Oleh : Cindy Alfionika

 

Dalam suatu hubungan, pertengkaran menjadi hal yang lumrah terjadi. Entah itu karena perbedaan pendapat ataupun kurangnya komunikasi. Komunikasi yang tidak intens dapat menyebabkan kesalahpahaman bagi kedua belah pihak. Hal inilah yang mendasari terjadinya konflik. Ketika kedua belah pihak tidak ada yang mau mengalah, maka konflik pun akan semakin memanas karena saling mempertahankan pendapat dan ego masing-masing.

Sebagian orang pun memilih diam agar pertengkaran tidak terus berlanjut. Diam terkadang menjadi pilihan yang baik agar tidak mengatakan hal yang bisa membuat penyesalan. Diam setelah mengalami sebuah konflik memang wajar, apalagi sebagai reaksi spontan dan sebagai maksud meredakan konflik. Tapi perlu diingat, silent treatment berbeda dengan menunda pembicaraan. Silent treatment bisa jadi akar dari sebuah hubungan yang tidak sehat.

Silent treatment adalah suatu sikap dimana seseorang mendiamkan atau mengabaikan lawan bicaranya dengan menolak berbicara. Ini biasanya terjadi ketika seseorang merasa marah, frustasi, atau terlalu kewalahan dalam menghadapi suatu masalah. Padahal salah satu kunci hubungan yang baik adalah keterbukaan, dimana seseorang bisa saling mengutarakan apa yang dipikirkan atau dirasakan. 

Silent treatment berbeda dengan menunda pembicaraan, karena ketika menunda pembicaraan kita hanya memerlukan waktu sementara untuk saling menenangkan diri dan akan membahas permasalahan yang ada jika sudah tenang. Sementara silent treatment menolak membahas masalah yang ada baik sekarang maupun nanti. Karena tidak ada pembicaraan apapun, maka tidak ada pula peluang bagi seseorang dan lawan bicaranya untuk saling memahami atau berkompromi dalam menyelesaikan permasalahan tersebut.
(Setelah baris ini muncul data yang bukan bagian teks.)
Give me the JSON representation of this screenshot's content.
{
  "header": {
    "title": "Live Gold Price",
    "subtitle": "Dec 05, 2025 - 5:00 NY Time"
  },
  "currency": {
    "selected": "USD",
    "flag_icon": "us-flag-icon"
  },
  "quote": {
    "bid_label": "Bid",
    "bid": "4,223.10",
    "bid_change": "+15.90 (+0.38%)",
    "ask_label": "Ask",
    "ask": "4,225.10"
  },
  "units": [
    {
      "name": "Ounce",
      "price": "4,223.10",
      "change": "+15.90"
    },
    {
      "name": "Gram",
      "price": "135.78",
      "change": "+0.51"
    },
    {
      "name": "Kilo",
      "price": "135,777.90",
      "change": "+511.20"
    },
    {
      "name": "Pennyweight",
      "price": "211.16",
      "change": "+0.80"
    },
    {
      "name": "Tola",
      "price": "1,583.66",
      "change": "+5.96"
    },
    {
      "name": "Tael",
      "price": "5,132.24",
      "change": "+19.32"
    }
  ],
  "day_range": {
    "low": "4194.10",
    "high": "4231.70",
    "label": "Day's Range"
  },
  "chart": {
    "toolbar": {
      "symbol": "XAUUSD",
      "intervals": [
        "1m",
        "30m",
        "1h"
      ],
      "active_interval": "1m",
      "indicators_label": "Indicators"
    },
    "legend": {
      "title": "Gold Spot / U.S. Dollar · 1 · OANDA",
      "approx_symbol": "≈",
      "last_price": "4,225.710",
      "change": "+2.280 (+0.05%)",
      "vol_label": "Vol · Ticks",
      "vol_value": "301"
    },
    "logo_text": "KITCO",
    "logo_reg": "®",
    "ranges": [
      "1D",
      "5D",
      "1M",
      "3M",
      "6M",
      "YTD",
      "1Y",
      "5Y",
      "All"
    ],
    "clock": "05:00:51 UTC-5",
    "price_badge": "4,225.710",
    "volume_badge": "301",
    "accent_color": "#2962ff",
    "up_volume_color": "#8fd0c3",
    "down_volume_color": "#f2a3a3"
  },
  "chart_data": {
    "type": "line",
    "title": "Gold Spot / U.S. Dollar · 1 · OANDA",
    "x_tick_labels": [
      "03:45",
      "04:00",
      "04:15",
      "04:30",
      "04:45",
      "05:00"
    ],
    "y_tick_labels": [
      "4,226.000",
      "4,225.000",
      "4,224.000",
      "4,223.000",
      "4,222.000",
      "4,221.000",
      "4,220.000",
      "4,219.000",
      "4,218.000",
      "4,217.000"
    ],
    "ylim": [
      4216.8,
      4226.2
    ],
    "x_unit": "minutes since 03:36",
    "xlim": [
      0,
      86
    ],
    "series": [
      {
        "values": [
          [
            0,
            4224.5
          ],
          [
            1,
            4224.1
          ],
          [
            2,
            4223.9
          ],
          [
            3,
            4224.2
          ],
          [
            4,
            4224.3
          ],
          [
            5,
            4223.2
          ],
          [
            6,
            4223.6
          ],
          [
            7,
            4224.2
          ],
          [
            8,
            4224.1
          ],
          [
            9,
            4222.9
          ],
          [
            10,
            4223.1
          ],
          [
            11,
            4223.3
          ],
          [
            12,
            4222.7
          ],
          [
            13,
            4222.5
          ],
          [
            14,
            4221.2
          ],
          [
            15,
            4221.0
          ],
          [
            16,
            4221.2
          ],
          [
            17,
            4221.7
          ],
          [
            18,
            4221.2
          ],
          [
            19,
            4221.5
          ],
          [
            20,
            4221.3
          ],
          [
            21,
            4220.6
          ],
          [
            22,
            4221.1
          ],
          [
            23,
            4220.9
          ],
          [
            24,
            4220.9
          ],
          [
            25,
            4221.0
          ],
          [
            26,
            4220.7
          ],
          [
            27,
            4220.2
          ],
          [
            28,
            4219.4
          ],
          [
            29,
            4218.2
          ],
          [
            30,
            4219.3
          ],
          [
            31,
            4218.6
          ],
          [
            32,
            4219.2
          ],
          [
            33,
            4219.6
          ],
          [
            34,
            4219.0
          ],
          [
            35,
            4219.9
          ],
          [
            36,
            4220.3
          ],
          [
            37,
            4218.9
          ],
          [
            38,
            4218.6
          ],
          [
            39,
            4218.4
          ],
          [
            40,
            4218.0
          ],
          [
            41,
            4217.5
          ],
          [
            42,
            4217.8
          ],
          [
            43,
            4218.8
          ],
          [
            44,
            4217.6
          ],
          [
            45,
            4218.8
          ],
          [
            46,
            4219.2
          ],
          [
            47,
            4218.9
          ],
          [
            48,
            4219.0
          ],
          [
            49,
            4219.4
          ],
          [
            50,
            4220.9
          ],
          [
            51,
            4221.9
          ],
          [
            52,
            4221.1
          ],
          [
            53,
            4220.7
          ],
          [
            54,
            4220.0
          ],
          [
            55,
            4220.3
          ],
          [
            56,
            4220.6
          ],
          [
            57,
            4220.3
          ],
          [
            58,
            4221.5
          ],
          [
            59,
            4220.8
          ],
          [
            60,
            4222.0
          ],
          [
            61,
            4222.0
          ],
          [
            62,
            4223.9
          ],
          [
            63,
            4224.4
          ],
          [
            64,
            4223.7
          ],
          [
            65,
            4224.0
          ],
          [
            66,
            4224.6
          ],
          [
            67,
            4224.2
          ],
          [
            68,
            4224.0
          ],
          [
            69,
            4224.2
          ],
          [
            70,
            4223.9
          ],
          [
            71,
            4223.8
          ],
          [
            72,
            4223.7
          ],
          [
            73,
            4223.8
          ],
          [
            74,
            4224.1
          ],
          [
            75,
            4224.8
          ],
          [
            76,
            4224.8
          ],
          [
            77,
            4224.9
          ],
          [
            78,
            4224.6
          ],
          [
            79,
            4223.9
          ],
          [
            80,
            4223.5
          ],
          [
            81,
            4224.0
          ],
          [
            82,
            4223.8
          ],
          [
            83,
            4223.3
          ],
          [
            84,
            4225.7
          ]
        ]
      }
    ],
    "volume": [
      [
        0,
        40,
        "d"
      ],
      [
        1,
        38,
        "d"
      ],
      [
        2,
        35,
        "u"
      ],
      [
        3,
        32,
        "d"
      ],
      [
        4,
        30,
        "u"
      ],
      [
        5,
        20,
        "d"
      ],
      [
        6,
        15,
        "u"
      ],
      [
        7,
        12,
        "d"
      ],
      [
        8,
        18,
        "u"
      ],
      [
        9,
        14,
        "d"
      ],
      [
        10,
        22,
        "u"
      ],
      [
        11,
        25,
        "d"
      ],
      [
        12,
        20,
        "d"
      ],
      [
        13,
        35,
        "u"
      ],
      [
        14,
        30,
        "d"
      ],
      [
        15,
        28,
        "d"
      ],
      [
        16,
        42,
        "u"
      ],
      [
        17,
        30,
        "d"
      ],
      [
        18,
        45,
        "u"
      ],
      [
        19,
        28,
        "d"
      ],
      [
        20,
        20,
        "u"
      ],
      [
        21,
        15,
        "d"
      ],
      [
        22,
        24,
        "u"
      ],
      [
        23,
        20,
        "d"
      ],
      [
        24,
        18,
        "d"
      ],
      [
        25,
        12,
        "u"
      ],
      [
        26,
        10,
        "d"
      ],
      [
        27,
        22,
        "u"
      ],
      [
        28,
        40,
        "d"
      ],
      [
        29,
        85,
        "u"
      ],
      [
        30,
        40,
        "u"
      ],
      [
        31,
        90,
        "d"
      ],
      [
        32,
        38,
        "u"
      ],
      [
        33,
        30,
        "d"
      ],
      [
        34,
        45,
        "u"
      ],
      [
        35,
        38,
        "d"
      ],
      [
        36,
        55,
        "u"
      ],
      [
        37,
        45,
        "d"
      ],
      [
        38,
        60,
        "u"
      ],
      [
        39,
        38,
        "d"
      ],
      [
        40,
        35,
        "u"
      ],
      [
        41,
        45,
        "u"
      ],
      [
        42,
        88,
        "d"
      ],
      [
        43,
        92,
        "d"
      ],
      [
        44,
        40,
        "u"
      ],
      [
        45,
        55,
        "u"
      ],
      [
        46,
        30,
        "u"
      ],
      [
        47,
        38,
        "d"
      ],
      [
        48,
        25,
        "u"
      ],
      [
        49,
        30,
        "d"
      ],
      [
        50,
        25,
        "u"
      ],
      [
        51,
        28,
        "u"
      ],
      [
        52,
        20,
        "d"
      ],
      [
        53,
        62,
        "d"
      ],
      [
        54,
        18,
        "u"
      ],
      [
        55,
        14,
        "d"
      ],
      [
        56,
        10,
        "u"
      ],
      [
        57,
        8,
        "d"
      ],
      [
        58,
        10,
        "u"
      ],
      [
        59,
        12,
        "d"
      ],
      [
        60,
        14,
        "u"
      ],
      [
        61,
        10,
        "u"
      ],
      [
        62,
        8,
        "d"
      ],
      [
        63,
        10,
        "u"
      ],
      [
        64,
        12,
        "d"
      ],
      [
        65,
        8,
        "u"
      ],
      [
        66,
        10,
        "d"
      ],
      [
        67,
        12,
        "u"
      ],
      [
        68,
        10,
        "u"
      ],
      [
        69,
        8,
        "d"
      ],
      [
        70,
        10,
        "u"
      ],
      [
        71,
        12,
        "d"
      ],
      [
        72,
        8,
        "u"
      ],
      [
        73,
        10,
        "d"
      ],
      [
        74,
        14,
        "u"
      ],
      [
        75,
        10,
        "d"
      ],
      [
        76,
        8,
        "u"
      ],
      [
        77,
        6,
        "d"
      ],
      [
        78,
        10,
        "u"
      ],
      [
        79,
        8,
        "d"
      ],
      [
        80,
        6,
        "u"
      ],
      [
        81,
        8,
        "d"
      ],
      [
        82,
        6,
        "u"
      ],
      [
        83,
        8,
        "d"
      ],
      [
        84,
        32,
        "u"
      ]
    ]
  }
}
Dilansir dari Life Hack, silent treatment ini bisa dikatakan sebagai metode untuk memberi hukuman secara psikologis dengan mengabaikan orang lain, baik dalam hubungan asmara, keluarga, maupun pertemanan, yang seolah memperlihatkan sikap tidak peduli pada seseorang dan bahkan hal yang lebih buruk dari itu. Hal ini membuat seseorang mengambil alih situasi untuk melakukan playing victim atau berpura-pura tidak tahu tentang masalah yang terjadi, sehingga menganggap perasaan seseorang tidak masuk akal, yang kemudian berdampak pada perasaan yang menjadi tidak menentu. Meskipun pada akhirnya setiap orang menerima perlakuan tersebut dengan perasaan yang berbeda, namun hal itu tidak menutup kemungkinan akan membuat seseorang mengalami depresi, marah dan frustasi, serta perasaan gelisah, terisolasi dan merasa ditolak dengan adanya rasa bersalah, kesepian, dan putus asa.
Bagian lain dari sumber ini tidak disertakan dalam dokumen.